Doctor of Acupuncture & Chinese Medicine · Daoist Priest · Walnut Creek, at the Lafayette border
I came to Chinese medicine the long way — first as a patient.
I was born with a chronic respiratory illness and life-threatening allergies that shaped much of my early life. Hospitals, specialists, medications, and missed school days were familiar from a young age. When I was five years old, I saw my first acupuncturist, and Chinese medicine became an important part of my healthcare journey — a relationship that continues to this day.
Chinese medicine offered me something I had not found elsewhere. It helped me understand the connections between my symptoms, my environment, my emotions, and my overall health. Rather than focusing on a diagnosis alone, it taught me to see the body as an interconnected system capable of change and healing.
As I got older, I assumed I would become a physician. Medicine was the world I knew. But when it came time to choose a career, I found myself asking a simple question: who had made the greatest difference in my life?
Again and again, the answer was my acupuncturists and Chinese medicine doctors. They helped me understand myself, manage pain, navigate chronic illness, and find a path toward greater health and possibility. They listened deeply, looked at the bigger picture, and treated me as a whole person rather than a collection of symptoms. Their impact on my life ultimately inspired the work I do today.
Those experiences continue to shape the way I practice. I listen deeply, look for the underlying patterns that connect seemingly unrelated symptoms, and work collaboratively with my patients to help them move toward greater health, resilience, and possibility.
I do not treat diagnoses.

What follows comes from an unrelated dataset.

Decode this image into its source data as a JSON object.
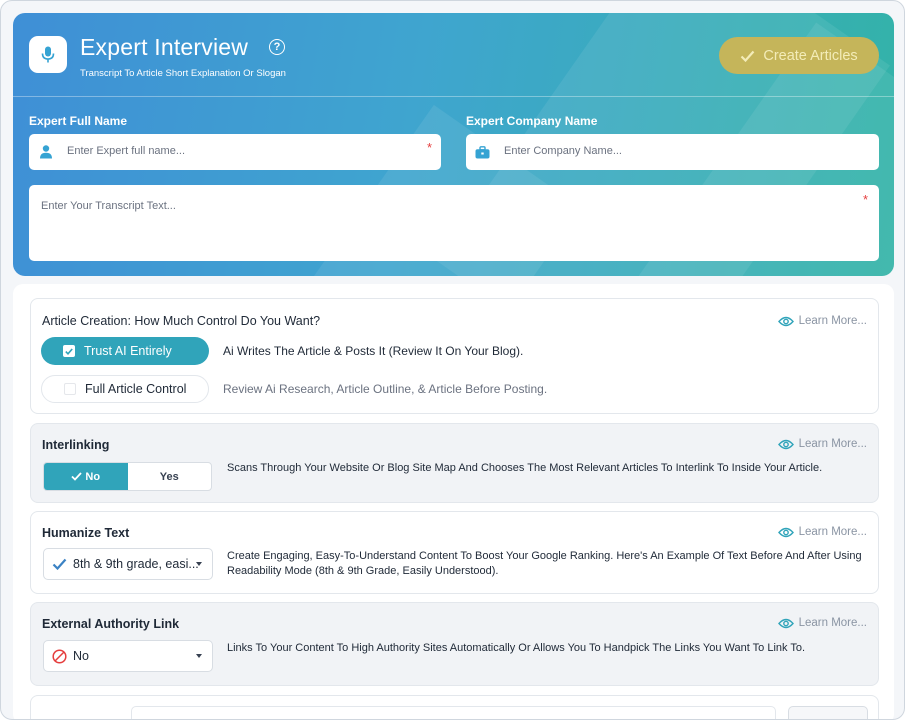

I treat people. Two patients with the same label — the same kind of pain, the same anxiety, the same difficult diagnosis — rarely experience it the same way, and rarely need the same care. Anxiety has its own shape in each person who carries it. No two cancer journeys feel alike.
So my work begins with understanding how your condition actually shows up in you: your history, your patterns, what you have already tried, and the specific way your body is holding what it is holding. From there, I build care that fits the person in front of me — not a protocol applied to a chart.
My practice is grounded in classical Chinese medicine and informed by a modern understanding of the nervous system. I use acupuncture as a primary tool, along with classical herbal medicine and dry needling where they fit, to help the body move out of long-held stress patterns and toward a more regulated, adaptable state. Healing is rarely linear. It is a gradual restoration of balance — and my role is to be a steady, skilled partner through that process.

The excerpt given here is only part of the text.